Ask God to open your mind, heart and will to understand, delight in and obey what you read.

To discover:­­
As you read note the different ways God’s blessing is displayed.

To ponder:
Joseph’s “game” continues, and with it similar themes. A cup is hidden in Benjamin’s sack so that he may be charged with evil. This time, confident of their innocence, the brothers together make a rash promise – death for the perpetrator and slavery for the rest.
            Because they know they are innocent, verse 16 suggests they see God as uncovering their guilt for how they treated Joseph. Without his grace, we can all be sure he will call our sin to account.
            But how different the brothers now are. Their grief over the implications for Benjamin mirrors the grief of Jacob’s love when losing Joseph (44v13, 37v24). They now care. And Judah displayed no concern for his father (or his beloved son) when Joseph was sold. But now he pleads with Joseph for his father’s sake. It culminates in offering himself as a substitute for his brother. More than that, he offers himself to redeem his brother from the slavery due him for stealing the cup. The nobility of acting like Christ is to sacrifice ourselves for the good of others in just this way.
            Seeing how his brothers have changed, Joseph cannot contain his emotion (45v2). He reveals himself and the purpose of the wrong done him: Again and again he stresses “God sent me” (45v5, 7, 8, 9). The repetition makes the main point clear. God did it to save lives, and particularly those of Jacob’s family – ie. Israel (v7). Because of this Joseph is able to display the most astonishing forgiveness, embracing his brothers with tears, and Benjamin with no hint of envy (45v14-15). He even urges his brothers not to be distressed or angry with themselves (45v5). Perhaps understanding God has purpose when others treat us badly may help us forgive.
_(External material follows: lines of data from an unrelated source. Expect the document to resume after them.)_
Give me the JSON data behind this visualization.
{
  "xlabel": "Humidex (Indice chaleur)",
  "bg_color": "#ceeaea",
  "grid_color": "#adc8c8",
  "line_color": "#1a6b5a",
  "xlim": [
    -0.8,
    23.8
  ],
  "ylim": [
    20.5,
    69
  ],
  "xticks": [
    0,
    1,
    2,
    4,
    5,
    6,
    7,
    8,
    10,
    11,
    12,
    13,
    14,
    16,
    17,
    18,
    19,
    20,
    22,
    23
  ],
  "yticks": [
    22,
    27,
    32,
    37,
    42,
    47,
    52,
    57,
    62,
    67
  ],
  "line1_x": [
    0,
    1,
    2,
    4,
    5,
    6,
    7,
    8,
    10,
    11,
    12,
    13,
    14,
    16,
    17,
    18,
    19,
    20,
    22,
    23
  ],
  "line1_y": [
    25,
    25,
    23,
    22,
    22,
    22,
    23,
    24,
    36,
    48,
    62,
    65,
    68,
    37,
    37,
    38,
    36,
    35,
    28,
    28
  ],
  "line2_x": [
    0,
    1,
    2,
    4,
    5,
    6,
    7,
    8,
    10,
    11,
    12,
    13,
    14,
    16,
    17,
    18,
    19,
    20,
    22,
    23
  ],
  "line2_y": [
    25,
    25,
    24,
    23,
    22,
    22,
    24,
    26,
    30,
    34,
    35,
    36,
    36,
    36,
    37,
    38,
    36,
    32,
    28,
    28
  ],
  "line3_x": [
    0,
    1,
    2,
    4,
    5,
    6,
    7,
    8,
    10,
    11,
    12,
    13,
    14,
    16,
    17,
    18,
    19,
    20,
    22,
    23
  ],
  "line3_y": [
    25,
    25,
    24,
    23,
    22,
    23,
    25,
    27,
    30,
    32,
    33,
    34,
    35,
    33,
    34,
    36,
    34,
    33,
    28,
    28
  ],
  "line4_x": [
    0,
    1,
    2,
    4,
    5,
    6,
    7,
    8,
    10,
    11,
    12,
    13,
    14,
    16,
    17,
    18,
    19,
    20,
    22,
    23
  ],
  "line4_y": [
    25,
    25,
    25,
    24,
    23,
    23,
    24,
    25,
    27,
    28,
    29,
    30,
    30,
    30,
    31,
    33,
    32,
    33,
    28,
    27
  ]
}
            The result of all this is of course God’s blessing. Joseph will provide for the family during the famine. Pharoah even promises them the best of the land, granting them carts, supplies and money. One can’t help think of how Pharoah gave Abraham wealth when he left Egypt, and how the Egyptians would provide for Israel as she left too. Again, God is able to deliver his people no matter how severe their predicament. He can move the greatest of Kings to act kindly towards them. And through Christ, they will even inherit the earth.
Praying it home:
Think of good God has brought from suffering in your life. Thank him for it. Pray that in the light of this you will be able to forgive those who have wronged you.